Ramallah Contemporary Dance Festival

Posted: April 18th, 2019 | Author: | Filed under: Festival | Tags: , , , , , , | Comments Off on Ramallah Contemporary Dance Festival

Ramallah Contemporary Dance Festival, Ramallah, April 2019

An image derived from the work of Khalid Bengharib

The idea of attending the Ramallah Contemporary Dance Festival was inspired by a British Council callout to bloggers. I applied to write about a dance festival of which I had never heard that took place in what I thought to be a conflict zone in Palestine. What kind of dance might emerge under such circumstances, and what kind of spirit was behind the organization of such a festival were two questions I was keen to explore. As a precaution before applying I contacted the director, Khaled Elayyan, and learned this international festival is now in its 14th edition and is steadily building its reputation with performances from Australia, Estonia, France, Greece, Norway, Switzerland, Tunisia and the UK as well as hosting a roster of international dance producers, festival directors, and curators as speakers and guests. I was also happy to see Luca Silvestrini’s Border Tales was on the program; the idea of a festival in Palestine programming a work about borders when its own borders are controlled and being constantly eroded by an occupying state intrigued me. Art, as Gilles Deleuze breathlessly intoned, is inherently a form of resistance. 

Although my British Council application to attend the festival was not successful, two weeks later Elayyan very kindly invited me to attend as a guest for the first week that would include the inaugural Palestinian Dance Forum connecting artists and guests, a symposium on the subject of the The Body in the Arab World as well as several workshops, indoor and outdoor performances. The experience proved every bit as rewarding as I had hoped. 
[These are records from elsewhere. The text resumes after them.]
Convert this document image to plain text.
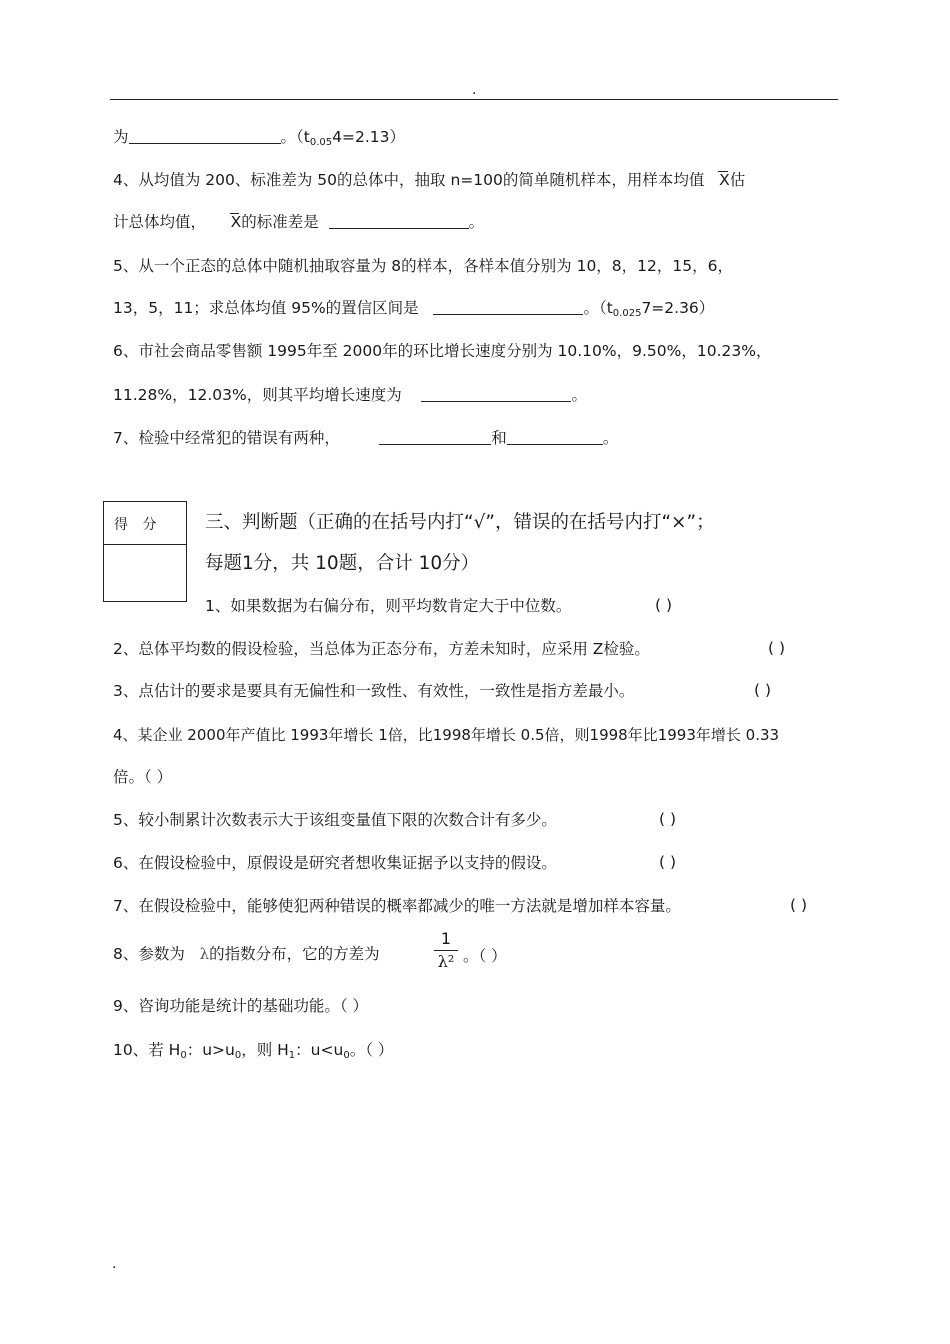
.
为	。$(t_{0.05}4=2.13)$
4、从均值为 200、标准差为 50的总体中，抽取 n=100的简单随机样本，用样本均值 X估
计总体均值， X的标准差是	。
5、从一个正态的总体中随机抽取容量为 8的样本，各样本值分别为 10，8，12，15，6，
13，5，11；求总体均值 95%的置信区间是	。$(t_{0.025}7=2.36)$
6、市社会商品零售额 1995年至 2000年的环比增长速度分别为 10.10%，9.50%，10.23%，
11.28%，12.03%，则其平均增长速度为	。
7、检验中经常犯的错误有两种，	和	。
得 分 三、判断题（正确的在括号内打“√”，错误的在括号内打“×”；
每题1分，共 10题，合计 10分）
1、如果数据为右偏分布，则平均数肯定大于中位数。	( )
2、总体平均数的假设检验，当总体为正态分布，方差未知时，应采用 Z检验。	( )
3、点估计的要求是要具有无偏性和一致性、有效性，一致性是指方差最小。	( )
4、某企业 2000年产值比 1993年增长 1倍，比1998年增长 0.5倍，则1998年比1993年增长 0.33
倍。（ ）
5、较小制累计次数表示大于该组变量值下限的次数合计有多少。	( )
6、在假设检验中，原假设是研究者想收集证据予以支持的假设。	( )
7、在假设检验中，能够使犯两种错误的概率都减少的唯一方法就是增加样本容量。	( )
8、参数为 λ的指数分布，它的方差为
1
λ² 。（ ）
9、咨询功能是统计的基础功能。（ ）
10、若 $H_0$：$u>u_0$，则 $H_1$：$u<u_0$。（ ）
.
You can only arrive in Palestine with the permission of the state of Israel, either through passport control on the Israeli side or at checkpoint on the bridge from Jordan. If you happen to be a curator of Arab dance living outside Palestine and your passport betrays an interest in countries like Syria, Lebanon or Iran such permission may be difficult to come by and if any dancer happens to be have been born in these countries and is now living in Europe, the chances of participating in the festival are nil. Nidal Abdo, a dancer and choreographer who was born in a refugee camp in Syria was only able to enter Palestine because he travels on a Ukrainian passport, but his company of dancers, Collectif Nafass — all Syrian refugees living in Europe — was denied permission to participate in the festival. Abdo had to make his ensemble work, What If Tomorrow…a solo instead.

Despite or perhaps because of the obstacles in its path, Ramallah Contemporary Dance Festival’s slogan this year, ‘Where To?’, is a question the brochure defines as  addressing ‘our national, social, economic, cultural and educational fate and future…in light of a harsh and difficult socio-political and economic reality.’ There is no immediate answer to the question; it will transpire only through the collective endeavours of those organizing, supporting and attending the festival. 

Rooted in Sareyyet Ramallah, an NGO that has a lineage from its early days in scouting, the festival is a flowering of the indigenous development of sport and dabkeh, the traditional form of folk dance. Sareyyet Ramallah today comprises three dance companies, a dance school, rehearsal studios, a swimming pool, a basketball court and a restaurant on a discreet but thriving campus just south of the city centre. The introduction of a contemporary dance workshop into the curriculum came about in 1998 through the suggestion of Australian dancer Nicholas Rowe who spent some years in the region and subsequently wrote a book about the history of dance in Palestine, Raising Dust. Rowe’s initiative led in 2005 — right after the end of the second Intifada — to a performance of At The Checkpoint by the Sareyyet Contemporary Dance Company, which toured throughout Palestine and in France, and then to setting up the first contemporary dance festival in 2006 in the same month Hamas won the national elections. It was not a propitious time for dance — Hamas felt the festival was too western and wanted to stop it — but that year there were five companies from Belgium, France, Benin, Spain, and Ireland as well as the Sareyyet company performing At The Checkpoint. It proved a great success and after 14 years, as Elayyan grins, the public is getting used to contemporary dance, enjoying a range of works over the years by the likes of William Forsythe, Akram Khan, Sasha Waltz, Maguy Marin, Russell Maliphant, Candoco, Stopgap and Protein Dance. It’s a remarkable achievement that continues to expand with a network in Jordan, Lebanon and Syria. Contemporary dance is presenting Palestine and the Arab world in terms of international cultural exchange that eloquently counters the region’s noxious political climate.